If it hurts me this much to forgive (and I am riddled with sin and no better than the souls I am forgiving), then how much more difficult is it for God (who is perfect) to forgive sin?

Sacred Heart of Jesus

I think the most heartbreaking thing in the world is to have to forgive someone for a wrong they have done to you.


More often than not, my feelings have been hurt unintentionally. People have, in the spur of the moment, or in the heat of anger, said or done things that are terrible and have hurt my feelings. And I too – in moments of anger or weakness or thoughtlessness – also hurt the feelings of others.


And I have been reflecting on that today. You see, when I hurt other people and need to apologise to them and ask for their forgiveness, what I am really doing is wasting time and energy. You see, when I hurt another soul in any way, what I am actually doing is creating a need for forgiveness. And that need for forgiveness is really just a sign that I took something that was whole and beautiful and I broke it – deliberately, or carelessly, or maliciously, or intentionally, or unintentionally. And in breaking that beautiful whole thing, I have now somehow – through my thoughts, words or deeds, made everything a little bit worse than it used to be.


And I have been thinking about that. Because forgiveness is a choice – not a feeling. And that means that when people decide to forgive, they make a decision to accept the waste of time and energy that was created by the thought, word or deed that caused them harm. And when they accept that they decide that they are willing to accept (with love – for forgiveness is the greatest expression of love) the weakness, malice or carelessness of another and to love that other soul anyway, with the supernatural love of Charity…

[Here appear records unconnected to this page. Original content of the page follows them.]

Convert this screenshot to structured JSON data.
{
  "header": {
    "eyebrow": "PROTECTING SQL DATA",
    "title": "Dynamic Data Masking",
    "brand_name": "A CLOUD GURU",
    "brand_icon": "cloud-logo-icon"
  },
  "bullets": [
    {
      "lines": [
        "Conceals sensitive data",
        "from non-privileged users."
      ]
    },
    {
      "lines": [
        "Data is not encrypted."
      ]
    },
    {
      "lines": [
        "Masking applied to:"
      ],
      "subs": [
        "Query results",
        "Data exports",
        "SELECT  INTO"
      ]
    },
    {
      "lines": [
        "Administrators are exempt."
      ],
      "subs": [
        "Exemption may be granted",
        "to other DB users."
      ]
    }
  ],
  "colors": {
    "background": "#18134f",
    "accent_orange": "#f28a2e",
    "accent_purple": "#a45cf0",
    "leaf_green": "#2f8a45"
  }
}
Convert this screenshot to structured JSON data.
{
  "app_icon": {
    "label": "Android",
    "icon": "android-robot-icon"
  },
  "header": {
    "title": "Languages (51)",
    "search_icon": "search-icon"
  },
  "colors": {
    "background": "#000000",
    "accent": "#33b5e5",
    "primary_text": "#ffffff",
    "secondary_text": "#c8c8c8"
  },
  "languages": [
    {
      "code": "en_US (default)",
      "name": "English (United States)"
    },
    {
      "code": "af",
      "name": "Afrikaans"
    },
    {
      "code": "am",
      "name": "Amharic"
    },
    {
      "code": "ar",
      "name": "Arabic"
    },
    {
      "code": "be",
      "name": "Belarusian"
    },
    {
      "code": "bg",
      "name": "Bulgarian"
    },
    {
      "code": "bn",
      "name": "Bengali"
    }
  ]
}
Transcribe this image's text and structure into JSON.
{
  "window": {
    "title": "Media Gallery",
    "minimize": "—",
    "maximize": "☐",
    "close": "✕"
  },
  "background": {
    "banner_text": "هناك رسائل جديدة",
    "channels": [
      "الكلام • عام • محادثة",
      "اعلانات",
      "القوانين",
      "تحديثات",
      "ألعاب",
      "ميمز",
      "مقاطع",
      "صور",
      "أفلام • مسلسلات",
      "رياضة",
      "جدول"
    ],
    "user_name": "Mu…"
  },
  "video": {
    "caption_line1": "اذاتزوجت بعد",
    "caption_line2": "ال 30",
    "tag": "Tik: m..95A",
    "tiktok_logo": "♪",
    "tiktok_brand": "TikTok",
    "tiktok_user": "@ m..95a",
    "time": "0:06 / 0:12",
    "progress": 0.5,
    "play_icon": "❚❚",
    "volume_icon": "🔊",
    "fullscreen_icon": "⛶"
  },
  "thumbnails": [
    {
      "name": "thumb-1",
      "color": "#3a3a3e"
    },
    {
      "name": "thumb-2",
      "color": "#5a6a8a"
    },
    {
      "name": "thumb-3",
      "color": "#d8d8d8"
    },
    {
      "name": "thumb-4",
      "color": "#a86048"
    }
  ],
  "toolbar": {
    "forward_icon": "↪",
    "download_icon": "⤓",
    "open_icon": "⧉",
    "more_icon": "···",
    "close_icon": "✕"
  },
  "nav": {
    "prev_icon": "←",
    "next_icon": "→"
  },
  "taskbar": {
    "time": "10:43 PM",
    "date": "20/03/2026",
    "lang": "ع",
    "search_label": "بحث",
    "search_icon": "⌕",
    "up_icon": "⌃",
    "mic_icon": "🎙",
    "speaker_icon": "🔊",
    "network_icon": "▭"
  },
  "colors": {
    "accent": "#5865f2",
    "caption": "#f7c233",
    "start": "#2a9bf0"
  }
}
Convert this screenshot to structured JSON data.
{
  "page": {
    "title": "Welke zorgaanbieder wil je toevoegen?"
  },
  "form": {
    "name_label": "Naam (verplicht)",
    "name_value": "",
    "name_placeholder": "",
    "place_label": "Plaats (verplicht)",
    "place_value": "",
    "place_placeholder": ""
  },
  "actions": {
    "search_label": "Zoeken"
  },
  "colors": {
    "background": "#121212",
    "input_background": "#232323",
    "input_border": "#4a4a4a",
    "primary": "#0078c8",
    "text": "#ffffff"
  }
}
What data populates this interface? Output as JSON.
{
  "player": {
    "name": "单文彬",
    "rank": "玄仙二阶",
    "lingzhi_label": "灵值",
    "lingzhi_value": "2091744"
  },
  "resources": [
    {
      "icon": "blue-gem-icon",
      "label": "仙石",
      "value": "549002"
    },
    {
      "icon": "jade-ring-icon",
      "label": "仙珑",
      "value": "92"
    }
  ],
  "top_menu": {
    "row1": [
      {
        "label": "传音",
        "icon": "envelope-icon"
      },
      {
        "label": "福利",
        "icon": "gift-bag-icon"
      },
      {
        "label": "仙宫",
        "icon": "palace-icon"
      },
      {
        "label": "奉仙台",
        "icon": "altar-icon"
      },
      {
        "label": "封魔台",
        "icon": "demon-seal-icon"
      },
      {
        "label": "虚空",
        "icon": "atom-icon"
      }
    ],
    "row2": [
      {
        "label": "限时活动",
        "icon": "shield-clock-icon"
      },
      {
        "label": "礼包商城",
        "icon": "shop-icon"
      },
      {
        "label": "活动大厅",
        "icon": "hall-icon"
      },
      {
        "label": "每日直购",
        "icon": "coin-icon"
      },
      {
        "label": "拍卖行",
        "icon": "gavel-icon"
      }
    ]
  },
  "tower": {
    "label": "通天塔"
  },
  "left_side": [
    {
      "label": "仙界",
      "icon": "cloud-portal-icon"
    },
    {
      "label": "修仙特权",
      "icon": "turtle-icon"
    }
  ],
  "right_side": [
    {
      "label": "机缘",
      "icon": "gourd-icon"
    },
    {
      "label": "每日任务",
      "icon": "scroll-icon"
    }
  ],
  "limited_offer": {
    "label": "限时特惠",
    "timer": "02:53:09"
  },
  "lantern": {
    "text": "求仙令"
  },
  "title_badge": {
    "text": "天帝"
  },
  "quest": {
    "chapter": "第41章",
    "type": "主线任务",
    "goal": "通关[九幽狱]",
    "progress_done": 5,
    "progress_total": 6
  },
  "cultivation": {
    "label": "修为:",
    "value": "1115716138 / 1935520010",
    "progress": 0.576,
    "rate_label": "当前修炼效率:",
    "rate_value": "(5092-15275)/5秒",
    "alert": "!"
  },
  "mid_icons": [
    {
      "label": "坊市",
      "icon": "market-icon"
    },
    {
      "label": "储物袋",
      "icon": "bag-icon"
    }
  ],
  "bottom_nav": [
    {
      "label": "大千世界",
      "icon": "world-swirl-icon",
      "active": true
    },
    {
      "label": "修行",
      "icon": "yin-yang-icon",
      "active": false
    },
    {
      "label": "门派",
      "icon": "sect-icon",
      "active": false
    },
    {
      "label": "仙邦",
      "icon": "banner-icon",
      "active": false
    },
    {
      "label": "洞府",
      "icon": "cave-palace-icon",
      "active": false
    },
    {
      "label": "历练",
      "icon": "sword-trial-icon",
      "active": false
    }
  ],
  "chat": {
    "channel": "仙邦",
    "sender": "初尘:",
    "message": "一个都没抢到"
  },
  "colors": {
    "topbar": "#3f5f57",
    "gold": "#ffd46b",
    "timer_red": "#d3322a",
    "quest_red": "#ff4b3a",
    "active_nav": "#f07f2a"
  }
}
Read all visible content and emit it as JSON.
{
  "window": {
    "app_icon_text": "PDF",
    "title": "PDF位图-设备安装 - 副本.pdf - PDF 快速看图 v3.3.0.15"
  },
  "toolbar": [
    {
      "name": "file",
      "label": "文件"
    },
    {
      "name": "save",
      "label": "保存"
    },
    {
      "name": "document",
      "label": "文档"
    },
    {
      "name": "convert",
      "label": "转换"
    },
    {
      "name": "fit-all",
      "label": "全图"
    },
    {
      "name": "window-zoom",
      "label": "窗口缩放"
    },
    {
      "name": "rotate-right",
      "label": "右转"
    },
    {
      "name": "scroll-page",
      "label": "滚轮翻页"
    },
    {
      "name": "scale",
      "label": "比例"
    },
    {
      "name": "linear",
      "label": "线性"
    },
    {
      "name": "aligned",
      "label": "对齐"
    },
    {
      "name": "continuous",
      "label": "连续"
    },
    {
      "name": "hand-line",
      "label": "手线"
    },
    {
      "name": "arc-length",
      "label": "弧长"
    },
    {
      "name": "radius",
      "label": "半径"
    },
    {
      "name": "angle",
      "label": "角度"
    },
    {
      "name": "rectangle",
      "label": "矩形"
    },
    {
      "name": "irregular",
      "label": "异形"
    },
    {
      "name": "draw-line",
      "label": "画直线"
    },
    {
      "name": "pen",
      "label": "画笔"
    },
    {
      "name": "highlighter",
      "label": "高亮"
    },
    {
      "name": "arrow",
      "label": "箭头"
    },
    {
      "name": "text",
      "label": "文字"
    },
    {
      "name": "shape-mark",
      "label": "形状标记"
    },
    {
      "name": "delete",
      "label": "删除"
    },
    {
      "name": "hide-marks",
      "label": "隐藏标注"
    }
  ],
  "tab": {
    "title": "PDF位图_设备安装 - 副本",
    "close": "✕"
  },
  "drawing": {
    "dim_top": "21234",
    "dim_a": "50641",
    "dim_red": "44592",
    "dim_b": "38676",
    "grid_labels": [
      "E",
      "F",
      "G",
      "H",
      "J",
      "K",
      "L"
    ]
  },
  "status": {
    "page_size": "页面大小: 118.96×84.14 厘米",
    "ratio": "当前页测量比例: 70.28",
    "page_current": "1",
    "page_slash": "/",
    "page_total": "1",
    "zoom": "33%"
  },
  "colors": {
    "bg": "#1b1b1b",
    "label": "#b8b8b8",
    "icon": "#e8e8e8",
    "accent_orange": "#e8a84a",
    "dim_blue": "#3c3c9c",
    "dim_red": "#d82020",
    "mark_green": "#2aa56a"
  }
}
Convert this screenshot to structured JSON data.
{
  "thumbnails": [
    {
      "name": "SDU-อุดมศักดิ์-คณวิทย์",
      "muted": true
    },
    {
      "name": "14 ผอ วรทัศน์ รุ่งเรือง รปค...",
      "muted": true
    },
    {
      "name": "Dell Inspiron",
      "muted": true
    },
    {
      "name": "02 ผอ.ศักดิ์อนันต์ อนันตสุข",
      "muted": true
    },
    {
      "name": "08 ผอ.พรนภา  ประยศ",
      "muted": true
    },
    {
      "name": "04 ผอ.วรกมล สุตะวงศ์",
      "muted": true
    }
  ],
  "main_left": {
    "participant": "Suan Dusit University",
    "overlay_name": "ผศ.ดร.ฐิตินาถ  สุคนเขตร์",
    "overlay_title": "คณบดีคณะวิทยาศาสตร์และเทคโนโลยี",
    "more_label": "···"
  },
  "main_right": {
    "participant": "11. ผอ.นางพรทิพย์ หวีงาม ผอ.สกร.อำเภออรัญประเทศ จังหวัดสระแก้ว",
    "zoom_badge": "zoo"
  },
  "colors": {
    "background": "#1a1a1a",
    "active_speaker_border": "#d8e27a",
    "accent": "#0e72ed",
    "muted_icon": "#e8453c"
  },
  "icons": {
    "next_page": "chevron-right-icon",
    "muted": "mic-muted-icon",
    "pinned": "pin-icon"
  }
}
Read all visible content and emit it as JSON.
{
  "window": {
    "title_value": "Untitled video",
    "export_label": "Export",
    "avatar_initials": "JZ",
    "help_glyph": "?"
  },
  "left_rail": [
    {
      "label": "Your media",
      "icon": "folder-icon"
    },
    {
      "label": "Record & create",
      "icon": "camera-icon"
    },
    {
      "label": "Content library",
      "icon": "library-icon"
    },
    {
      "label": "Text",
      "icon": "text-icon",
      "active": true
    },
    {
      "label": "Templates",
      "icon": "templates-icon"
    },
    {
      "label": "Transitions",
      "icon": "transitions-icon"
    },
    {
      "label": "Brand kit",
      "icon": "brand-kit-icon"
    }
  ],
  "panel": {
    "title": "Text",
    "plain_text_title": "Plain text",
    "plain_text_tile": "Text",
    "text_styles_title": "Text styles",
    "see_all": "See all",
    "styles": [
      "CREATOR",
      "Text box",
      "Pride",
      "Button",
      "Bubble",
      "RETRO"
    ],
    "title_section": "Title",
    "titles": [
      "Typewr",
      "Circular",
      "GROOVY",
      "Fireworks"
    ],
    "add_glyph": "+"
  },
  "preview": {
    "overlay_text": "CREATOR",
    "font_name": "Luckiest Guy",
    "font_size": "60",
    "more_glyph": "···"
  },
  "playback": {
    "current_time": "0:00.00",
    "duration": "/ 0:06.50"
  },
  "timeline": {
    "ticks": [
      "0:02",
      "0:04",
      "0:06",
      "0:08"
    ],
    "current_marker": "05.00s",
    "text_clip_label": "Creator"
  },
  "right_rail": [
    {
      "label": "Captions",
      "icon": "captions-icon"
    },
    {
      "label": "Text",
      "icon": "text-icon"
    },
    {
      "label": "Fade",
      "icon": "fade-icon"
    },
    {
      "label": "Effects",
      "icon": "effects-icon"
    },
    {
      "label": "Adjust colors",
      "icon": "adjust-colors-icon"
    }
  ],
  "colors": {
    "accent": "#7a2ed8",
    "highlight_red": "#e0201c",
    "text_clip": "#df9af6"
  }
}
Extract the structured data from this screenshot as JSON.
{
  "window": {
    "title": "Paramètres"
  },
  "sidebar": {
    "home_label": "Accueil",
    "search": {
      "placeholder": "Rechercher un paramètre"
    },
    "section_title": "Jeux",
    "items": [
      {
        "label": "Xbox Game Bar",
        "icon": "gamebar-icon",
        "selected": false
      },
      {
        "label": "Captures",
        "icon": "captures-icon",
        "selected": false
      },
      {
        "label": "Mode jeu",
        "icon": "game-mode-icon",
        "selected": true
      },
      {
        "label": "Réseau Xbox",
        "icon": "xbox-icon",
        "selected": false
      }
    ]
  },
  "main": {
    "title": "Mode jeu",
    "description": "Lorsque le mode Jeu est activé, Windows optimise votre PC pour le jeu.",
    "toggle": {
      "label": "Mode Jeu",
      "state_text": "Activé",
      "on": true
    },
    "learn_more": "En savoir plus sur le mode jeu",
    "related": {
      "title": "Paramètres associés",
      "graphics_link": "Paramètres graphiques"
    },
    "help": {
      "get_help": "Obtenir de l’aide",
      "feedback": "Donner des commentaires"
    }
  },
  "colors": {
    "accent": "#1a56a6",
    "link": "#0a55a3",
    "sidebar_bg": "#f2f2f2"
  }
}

As a human being when I am called to forgive someone for what they have done or said to me, I do this – with great effort and struggle – knowing something of my own weak human nature. In other words, when I forgive another, I do so with the words of the Lord’s Prayer ringing in my ears, “…forgive us our trespasses, as we forgive those who trespass against us…”. And that really just means that I forgive another soul bearing in mind that I have sins that need to be forgiven me…


But what about God… God is perfect. He made a beautiful perfect world and put beautiful perfect human souls into it. And everything was planned out perfectly. And then what happened? Well – without rhyme or reason – we beautiful human souls wrecked everything. We got into the world and started to sin. And all that perfection was wasted. And everything that God had planned was wasted. And that meant that the heartbreak that I feel when I face the prospect of having to forgive another soul for their general human weakness is magnified ad infinitum when God sees what a mess He is left to forgive. And magnified ad infinitum when God the Son – Christ – had to enter time and space to suffer and die so as to forgive our sins (to forgive my sins).


And that is something to think about. Because though forgiveness is very hard for me when my feelings are hurt and my work destroyed, how much more does my Beloved forgive for every single sin from the beginning of time until its end?


And how heartbreaking is all of that for Him – He who is without sin…? And I have been thinking about His heartbreak today. Because if it hurts me this much to forgive (and I am riddled with sin and no better than the souls I am forgiving), then how much more difficult is it for God (who is perfect) to forgive sin? How much more difficult?


For with prayer, I stand on Holy Ground where everything is clear. Here. At the Foot of the Cross.